Our proposed ProFusion3D architecture tackles the challenge of fusing LiDAR and camera inputs
for accurate 3D object detection using a novel progressive fusion strategy. The framework first
processes the LiDAR point clouds and multi-view camera images with separate encoders, resulting
in Bird’s Eye View (BEV) features for LiDAR \(F_{\text{l_bev}}\) and Perspective View (PV)
features for the camera \(F_{\text{c_pv}}\). To ensure comprehensive spatial understanding, we
perform cross-view mapping between these feature spaces, transforming BEV features into PV
features \(F_{\text{l_pv}}\) and vice versa \(F_{\text{c_bev}}\). This cross-view transformation
enables the model to utilize both the fine-grained spatial details in the PV view and the
structured geometric information in the BEV view, addressing limitations in previous single-view
fusion methods.
Following the cross-view mapping, our architecture employs an inter-intra fusion module to
hierarchically integrate the intra-modality and inter-modality features for each view space.

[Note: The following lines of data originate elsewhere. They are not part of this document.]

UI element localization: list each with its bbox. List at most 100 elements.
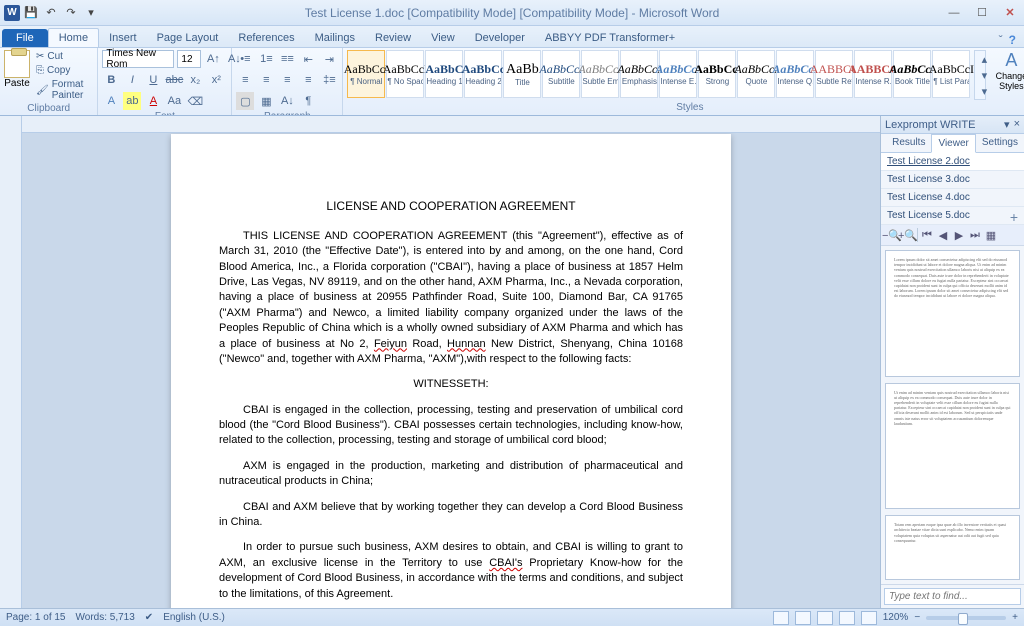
- add-file-icon[interactable]: +: [1010, 209, 1018, 225]
- tab-view[interactable]: View: [421, 29, 465, 47]
- tab-mailings[interactable]: Mailings: [305, 29, 365, 47]
- font-size-select[interactable]: 12: [177, 50, 201, 68]
- style-booktitle[interactable]: AaBbCcIBook Title: [893, 50, 931, 98]
- panel-close-icon[interactable]: ×: [1014, 118, 1020, 131]
- tab-abbyy[interactable]: ABBYY PDF Transformer+: [535, 29, 685, 47]
- cut-button[interactable]: ✂Cut: [34, 50, 93, 63]
- redo-icon[interactable]: ↷: [62, 4, 80, 22]
- tool-zoom-in-icon[interactable]: +🔍: [901, 228, 915, 242]
- show-marks-icon[interactable]: ¶: [299, 92, 317, 110]
- style-subtitle[interactable]: AaBbCcISubtitle: [542, 50, 580, 98]
- style-strong[interactable]: AaBbCc.Strong: [698, 50, 736, 98]
- align-right-icon[interactable]: ≡: [278, 71, 296, 89]
- multilevel-icon[interactable]: ≡≡: [278, 50, 296, 68]
- view-outline-icon[interactable]: [839, 611, 855, 625]
- style-intenser[interactable]: AABBCCIntense R...: [854, 50, 892, 98]
- paste-button[interactable]: Paste: [4, 50, 30, 89]
- style-intensee[interactable]: AaBbCcIIntense E...: [659, 50, 697, 98]
- underline-button[interactable]: U: [144, 71, 162, 89]
- tab-review[interactable]: Review: [365, 29, 421, 47]
- zoom-in-button[interactable]: +: [1012, 612, 1018, 623]
- change-styles-button[interactable]: A Change Styles: [990, 50, 1024, 91]
- tool-first-icon[interactable]: ⏮: [920, 228, 934, 242]
- style-intenseq[interactable]: AaBbCcIIntense Q...: [776, 50, 814, 98]
- close-button[interactable]: ✕: [996, 3, 1024, 23]
- style-emphasis[interactable]: AaBbCcIEmphasis: [620, 50, 658, 98]
- view-draft-icon[interactable]: [861, 611, 877, 625]
- style-subtleem[interactable]: AaBbCcISubtle Em...: [581, 50, 619, 98]
- clear-format-icon[interactable]: ⌫: [186, 92, 204, 110]
- view-web-layout-icon[interactable]: [817, 611, 833, 625]
- bullets-icon[interactable]: •≡: [236, 50, 254, 68]
- qat-custom-icon[interactable]: ▾: [82, 4, 100, 22]
- status-proof-icon[interactable]: ✔: [145, 612, 153, 623]
- file-item[interactable]: Test License 4.doc: [881, 189, 1024, 207]
- style-heading2[interactable]: AaBbCcHeading 2: [464, 50, 502, 98]
- view-full-screen-icon[interactable]: [795, 611, 811, 625]
- help-icon[interactable]: ?: [1009, 33, 1016, 47]
- style-listpara[interactable]: AaBbCcI¶ List Para...: [932, 50, 970, 98]
- thumb-3[interactable]: Totam rem aperiam eaque ipsa quae ab ill…: [885, 515, 1020, 580]
- styles-gallery[interactable]: AaBbCcI¶ NormalAaBbCcI¶ No Spaci...AaBbC…: [347, 50, 970, 98]
- shading-icon[interactable]: ▢: [236, 92, 254, 110]
- tab-references[interactable]: References: [228, 29, 304, 47]
- panel-dropdown-icon[interactable]: ▾: [1004, 118, 1010, 131]
- style-nospaci[interactable]: AaBbCcI¶ No Spaci...: [386, 50, 424, 98]
- style-title[interactable]: AaBbTitle: [503, 50, 541, 98]
- tool-prev-icon[interactable]: ◀: [936, 228, 950, 242]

Specifically, the intra-modality features, such as BEV LiDAR or PV camera features, are combined
with their corresponding inter-modality counterparts (e.g., projected PV LiDAR features or BEV
camera features) to capture both local and global spatial relationships. The fused BEV
\(F_{\text{bev}}\) and PV \(F_{\text{pv}}\) representations are then processed by the decoder
through an object query-level fusion strategy that allows view-specific feature refinement while
maintaining a holistic scene understanding.
To further enhance the robustness and data efficiency of ProFusion3D, we introduce a multi-modal
mask modeling pre-training strategy, which leverages asymmetrical masking and three distinct
objectives: (i) masked token reconstruction to emphasize spatial feature learning, (ii) unmasked
token denoising to capture fine-grained details, and (iii) cross-modal attribute prediction to
utilize complementary information between modalities. During pre-training, the model learns to
predict masked tokens from noisy or partial inputs, thereby improving its ability to fuse LiDAR
and camera data effectively during downstream 3D object detection tasks.
Overall, ProFusion3D’s progressive fusion strategy, coupled with robust pre-training, enables
superior performance on 3D detection benchmarks like nuScenes and Argoverse2, while ensuring
robustness even under challenging conditions such as single-modality failure.